Down on the west coast


Un léger soubresaut moqueur vient secouer mes épaules alors que je me décide sur Over The Hills And Far Away de Led Zeppelin, je pose le disque sur la platine avant d'en reposer la couverture à sa place. Je suis pas un maniaque de l'ordre et la plupart du temps ma baraque est pas hyper reluisante quand ma conchita se pointe, mais ma collection de musique ça c'est un truc que je maintiens toujours en ordre. Point barre. Ça me fait un peu marré, je pense que je serais vraiment un détective de merde en vrai, j'ai genre zéro patience, les détails et la minutie laissez-moi rire et alors est-ce qu'on parle juste des règles et des principes de respect de la loi ? Ah ah Ceci dit je manque pas de noter le ton un peu...comment le décrire piqué ? un peu froid ? peu importe en vérité, ça parle suffisamment pour soi, ça la soule et je veux bien le croire, mais visiblement on en est pas encore aux grandes confessions dramatiques et c'est ce que j'essaye de lui tirer peut-être trop subtilement. Bon ceci dit je me contenterai des révélations sans le côté dramatique et tout, j'espère qu'elle va pas se mettre à chialer ou quoi, parce que là je ferais franchement moins le malin.
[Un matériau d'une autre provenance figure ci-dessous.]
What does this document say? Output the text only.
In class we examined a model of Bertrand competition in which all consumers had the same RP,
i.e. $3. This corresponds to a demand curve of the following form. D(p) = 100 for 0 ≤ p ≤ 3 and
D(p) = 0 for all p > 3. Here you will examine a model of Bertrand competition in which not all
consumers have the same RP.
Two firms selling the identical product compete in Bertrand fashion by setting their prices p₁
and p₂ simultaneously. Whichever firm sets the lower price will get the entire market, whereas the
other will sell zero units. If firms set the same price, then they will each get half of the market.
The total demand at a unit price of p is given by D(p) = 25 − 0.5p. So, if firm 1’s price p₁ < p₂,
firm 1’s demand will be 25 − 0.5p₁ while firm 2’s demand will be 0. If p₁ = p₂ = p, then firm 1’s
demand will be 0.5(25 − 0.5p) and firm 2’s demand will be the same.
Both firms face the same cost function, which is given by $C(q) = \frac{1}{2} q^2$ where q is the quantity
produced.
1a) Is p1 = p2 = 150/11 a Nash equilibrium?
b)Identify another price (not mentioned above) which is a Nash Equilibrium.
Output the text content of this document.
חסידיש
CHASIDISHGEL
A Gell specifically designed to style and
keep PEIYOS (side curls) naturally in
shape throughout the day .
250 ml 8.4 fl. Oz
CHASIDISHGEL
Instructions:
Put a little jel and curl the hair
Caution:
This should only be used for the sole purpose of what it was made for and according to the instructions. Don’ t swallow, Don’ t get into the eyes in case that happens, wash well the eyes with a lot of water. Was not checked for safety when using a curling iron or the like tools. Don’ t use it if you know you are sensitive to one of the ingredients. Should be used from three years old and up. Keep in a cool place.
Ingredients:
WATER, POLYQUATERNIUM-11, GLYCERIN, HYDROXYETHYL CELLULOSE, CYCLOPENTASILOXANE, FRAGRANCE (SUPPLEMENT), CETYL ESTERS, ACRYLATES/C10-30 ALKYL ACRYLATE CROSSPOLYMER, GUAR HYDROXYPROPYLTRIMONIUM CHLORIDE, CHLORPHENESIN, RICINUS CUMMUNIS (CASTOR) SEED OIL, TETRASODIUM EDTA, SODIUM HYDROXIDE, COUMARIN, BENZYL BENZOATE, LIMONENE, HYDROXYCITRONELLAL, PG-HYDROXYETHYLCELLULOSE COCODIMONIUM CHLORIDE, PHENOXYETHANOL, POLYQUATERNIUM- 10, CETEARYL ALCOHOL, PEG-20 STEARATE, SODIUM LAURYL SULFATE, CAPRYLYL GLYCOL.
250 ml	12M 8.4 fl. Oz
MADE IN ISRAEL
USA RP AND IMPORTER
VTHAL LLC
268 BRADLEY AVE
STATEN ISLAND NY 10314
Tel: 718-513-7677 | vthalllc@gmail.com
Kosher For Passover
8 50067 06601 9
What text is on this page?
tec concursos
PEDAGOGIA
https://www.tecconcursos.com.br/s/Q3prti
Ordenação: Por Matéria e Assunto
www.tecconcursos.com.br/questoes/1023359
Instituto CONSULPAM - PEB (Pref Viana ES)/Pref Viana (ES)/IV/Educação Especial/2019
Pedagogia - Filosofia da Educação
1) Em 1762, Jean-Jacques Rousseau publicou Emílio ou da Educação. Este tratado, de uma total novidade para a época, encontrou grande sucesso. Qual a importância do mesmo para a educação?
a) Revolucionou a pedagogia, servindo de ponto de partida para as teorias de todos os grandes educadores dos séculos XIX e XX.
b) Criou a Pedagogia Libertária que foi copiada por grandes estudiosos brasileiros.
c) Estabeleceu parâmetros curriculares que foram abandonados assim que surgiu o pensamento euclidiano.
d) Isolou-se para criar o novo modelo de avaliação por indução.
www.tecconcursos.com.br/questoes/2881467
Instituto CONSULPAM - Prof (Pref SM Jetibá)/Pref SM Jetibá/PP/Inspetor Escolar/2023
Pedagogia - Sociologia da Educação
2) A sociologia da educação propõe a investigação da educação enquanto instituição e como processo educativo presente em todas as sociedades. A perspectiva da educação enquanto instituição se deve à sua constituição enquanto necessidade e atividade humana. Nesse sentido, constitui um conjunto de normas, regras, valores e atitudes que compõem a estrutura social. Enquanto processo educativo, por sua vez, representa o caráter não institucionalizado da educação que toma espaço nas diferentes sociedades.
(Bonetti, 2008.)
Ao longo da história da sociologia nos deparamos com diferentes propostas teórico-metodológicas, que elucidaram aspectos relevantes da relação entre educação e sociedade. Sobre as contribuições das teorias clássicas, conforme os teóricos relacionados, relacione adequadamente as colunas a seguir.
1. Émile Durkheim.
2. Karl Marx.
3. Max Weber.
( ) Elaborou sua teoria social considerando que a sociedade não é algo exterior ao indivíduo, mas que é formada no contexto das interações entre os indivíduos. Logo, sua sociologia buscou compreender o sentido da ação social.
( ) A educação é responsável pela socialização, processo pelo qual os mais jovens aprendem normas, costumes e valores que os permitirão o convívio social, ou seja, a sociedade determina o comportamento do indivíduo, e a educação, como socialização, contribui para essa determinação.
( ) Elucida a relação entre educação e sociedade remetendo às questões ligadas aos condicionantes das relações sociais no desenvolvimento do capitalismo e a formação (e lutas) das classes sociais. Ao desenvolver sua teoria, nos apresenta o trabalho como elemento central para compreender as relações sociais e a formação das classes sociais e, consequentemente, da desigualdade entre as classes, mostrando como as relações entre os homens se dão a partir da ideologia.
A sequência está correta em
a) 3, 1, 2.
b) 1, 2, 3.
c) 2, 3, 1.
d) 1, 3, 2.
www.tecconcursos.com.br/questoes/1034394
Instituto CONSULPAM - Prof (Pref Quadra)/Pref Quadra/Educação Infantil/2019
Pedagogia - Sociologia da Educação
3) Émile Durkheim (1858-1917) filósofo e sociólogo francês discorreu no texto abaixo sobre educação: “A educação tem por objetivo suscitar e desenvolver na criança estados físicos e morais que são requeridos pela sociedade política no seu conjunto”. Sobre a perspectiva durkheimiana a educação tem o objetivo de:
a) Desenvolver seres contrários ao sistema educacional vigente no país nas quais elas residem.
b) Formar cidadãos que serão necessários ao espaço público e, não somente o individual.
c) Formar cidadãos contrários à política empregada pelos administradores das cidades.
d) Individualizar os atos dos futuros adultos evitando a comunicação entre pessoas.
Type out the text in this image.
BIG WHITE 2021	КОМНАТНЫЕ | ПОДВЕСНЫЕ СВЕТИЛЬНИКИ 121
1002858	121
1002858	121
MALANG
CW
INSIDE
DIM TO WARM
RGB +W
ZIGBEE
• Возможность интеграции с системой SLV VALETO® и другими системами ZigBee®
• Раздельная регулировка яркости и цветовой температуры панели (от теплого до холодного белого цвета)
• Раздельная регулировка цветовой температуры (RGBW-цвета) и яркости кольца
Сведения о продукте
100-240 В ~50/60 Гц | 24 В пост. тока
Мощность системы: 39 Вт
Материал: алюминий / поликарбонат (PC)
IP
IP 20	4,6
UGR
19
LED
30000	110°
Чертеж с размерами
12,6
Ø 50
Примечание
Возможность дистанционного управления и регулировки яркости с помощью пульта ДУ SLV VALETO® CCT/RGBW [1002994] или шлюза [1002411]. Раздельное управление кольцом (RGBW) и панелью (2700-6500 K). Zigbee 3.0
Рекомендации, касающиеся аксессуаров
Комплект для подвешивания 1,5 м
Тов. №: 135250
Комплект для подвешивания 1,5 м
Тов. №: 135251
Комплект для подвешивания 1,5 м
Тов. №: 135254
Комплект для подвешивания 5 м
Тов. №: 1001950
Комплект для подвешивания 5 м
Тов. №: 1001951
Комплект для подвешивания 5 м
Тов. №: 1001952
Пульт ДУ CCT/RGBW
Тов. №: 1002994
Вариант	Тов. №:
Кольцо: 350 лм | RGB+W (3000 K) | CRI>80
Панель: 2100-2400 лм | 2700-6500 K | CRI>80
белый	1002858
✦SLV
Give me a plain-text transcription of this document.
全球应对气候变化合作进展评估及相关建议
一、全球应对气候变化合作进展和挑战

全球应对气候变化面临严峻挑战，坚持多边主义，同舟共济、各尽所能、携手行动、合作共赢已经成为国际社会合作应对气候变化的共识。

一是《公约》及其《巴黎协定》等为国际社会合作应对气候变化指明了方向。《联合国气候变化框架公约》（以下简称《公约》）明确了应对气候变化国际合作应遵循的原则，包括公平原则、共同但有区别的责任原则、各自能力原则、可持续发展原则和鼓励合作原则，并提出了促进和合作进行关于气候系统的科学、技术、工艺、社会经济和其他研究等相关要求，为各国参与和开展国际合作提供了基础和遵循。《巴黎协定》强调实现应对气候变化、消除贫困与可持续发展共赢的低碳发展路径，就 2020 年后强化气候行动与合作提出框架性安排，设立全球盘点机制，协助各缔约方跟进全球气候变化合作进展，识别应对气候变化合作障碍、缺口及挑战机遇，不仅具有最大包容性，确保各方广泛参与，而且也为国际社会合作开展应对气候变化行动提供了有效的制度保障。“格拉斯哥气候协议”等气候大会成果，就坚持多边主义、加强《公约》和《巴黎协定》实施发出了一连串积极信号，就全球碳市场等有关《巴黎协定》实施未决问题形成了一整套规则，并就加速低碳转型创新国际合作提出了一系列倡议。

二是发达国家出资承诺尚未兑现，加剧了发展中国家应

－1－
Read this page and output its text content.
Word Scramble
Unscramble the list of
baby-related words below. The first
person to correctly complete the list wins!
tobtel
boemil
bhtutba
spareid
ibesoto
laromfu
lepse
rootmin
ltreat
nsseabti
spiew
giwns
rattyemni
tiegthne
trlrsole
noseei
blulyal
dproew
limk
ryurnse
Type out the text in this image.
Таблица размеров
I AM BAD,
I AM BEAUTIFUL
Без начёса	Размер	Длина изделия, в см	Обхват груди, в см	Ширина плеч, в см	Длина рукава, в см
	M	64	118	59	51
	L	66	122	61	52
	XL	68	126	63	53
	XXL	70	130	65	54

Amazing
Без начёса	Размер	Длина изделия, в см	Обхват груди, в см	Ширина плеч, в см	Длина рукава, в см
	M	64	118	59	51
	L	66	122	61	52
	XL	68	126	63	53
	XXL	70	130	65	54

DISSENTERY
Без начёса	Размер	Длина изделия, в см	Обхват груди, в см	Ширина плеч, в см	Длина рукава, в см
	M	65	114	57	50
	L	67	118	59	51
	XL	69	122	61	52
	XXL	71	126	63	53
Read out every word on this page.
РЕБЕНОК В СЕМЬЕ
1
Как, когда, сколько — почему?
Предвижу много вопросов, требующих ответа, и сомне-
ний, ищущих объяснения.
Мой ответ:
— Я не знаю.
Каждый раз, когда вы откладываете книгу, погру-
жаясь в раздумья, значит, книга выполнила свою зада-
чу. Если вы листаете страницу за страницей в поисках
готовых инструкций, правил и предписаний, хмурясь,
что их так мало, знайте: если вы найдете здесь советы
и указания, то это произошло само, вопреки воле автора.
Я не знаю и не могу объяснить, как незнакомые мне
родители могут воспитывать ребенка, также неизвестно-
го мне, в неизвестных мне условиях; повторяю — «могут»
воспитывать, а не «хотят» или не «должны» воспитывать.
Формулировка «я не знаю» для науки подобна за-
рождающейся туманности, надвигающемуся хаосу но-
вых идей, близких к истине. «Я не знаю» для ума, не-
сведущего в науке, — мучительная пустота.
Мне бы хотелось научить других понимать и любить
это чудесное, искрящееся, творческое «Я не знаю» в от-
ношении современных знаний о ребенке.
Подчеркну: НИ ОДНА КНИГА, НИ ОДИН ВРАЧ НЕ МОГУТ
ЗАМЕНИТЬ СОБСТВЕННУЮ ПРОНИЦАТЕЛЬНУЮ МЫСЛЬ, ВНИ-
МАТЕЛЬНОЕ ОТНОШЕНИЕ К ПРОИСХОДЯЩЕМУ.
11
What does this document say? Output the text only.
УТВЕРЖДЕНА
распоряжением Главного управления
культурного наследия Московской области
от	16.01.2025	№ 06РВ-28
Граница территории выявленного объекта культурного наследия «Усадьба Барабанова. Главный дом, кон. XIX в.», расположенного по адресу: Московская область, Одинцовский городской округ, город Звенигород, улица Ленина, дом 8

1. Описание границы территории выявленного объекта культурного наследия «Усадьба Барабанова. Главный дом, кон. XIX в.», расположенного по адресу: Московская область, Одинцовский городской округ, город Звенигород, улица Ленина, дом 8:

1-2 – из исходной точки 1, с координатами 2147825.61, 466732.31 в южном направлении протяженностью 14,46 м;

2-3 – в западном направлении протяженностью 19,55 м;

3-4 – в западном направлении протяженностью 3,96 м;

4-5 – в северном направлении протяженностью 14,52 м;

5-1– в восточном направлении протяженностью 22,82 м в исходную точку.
J’suis née à Austin, au Texas, Sherlock. Pourquoi tu veux aller faire un tour sur mes terres natales ? Elle s'approche derrière moi et vient me tripoter comme d'hab, cette gonzesse est pire que la moitié des types que je fréquente, elle en veux toujours plus. Bon je me plains pas perso hein j'en connais pas beaucoup qui iraient pleurer sur le fait que leur gonzesse est une espèce de nympho en puissance. Oui bon j'exagère ca vaaaa. Ça a jamais tué personne. Tu veux une petite leçon de rodéo ? Les premières notes de la chanson se dispersent dans le salon alors qu’elle finit son petit manège. petite provocation ? invitation ? provication ? Je lui adresse un sourire de mariolle alors qu’elle prend la direction du jardin pour aller fumer sa clope. – Ahah c’est le genre de leçon qui se refuse pas ! Je vient croiser mes bras sur ma poitrine et la regarde sans bouger avec un regard malin. Je suis curieux de voir combien de temps tu peux te tenir en selle, la bête est en forme aujourd’hui ! Mes sourcils se soulèvent avec entrain avant que je ne détourne finalement mon attention sur la suite du programme musical.

- J’suis née à 16h30 pour le goûter même si tu veux savoir, et j’t’ai dis qu’j’avais un frère jumeau nan ? Plus un petit frère. Techniquement je suis l’aînée d’ailleurs c’est moi la première, comme toujours, les princesses d’abord. Hm sinon tu veux savoir combien je pesais et où je vivais avant de me passer les menottes où ça devrait aller ?  Allez scène deux, acte cinq de la grande histoire montée de toute pièce de Judith Williams.Je dis rien, je me contente de monter un peu le son, ce passage est trop cool. J'hoche la tête avec entrain au rythme de la musique avant de décider que j'en ai marre de tourner autour du pot, alors je me rapproche de la baie vitré en amorçant le petit cent quatre-vingts qu'elle allait très vite faire.- Je connais déjà tout ça, t'as oublié que tu t'arrêtes jamais de causer ? Je crois que j'en sais plus sur Judith Williams que sur la moitié de mes frangins princesse. MAIS ! Parce qu'évidemment y en a un et un très très gros. Y a bien un truc que je veux savoir effectivement. Je lève mon index comme pour appuyer mes propos. Marque une pause, juste pour le suspens cette fois, je la regarde tiré une latte sur sa clope, probablement déjà soulé d’imaginer ce que je vais pouvoir trouver et dont elle n’imagine même pas l’ampleur, en tout cas j’en doute. Parce que tu vois, vu que je suis censé t’introduire au club. J'exerce un geste de la main entre elle et moi d'un air très sérieux, faussement très sérieux, enfin peut-être quand même un peu, parce que le sujet l'est au final. J'ai besoin de savoir si je le fais sous Judith ou sous Elizabeth ? » Je pose la question avec cet air simplement interrogatif, je ne sais pas du tout comment elle va réagir, mais c'est pas comme si je lui avais pas donné sa chance de mettre carte sur table avec moi, je l'ai fait et à plus d'une reprise. Je bronche pas et reste planté devant elle impassible et calme et observe ses fondations s'effondrer très lentement dans un silence de plomb, si ce n'est pour la musique qui continue de tourner en fond.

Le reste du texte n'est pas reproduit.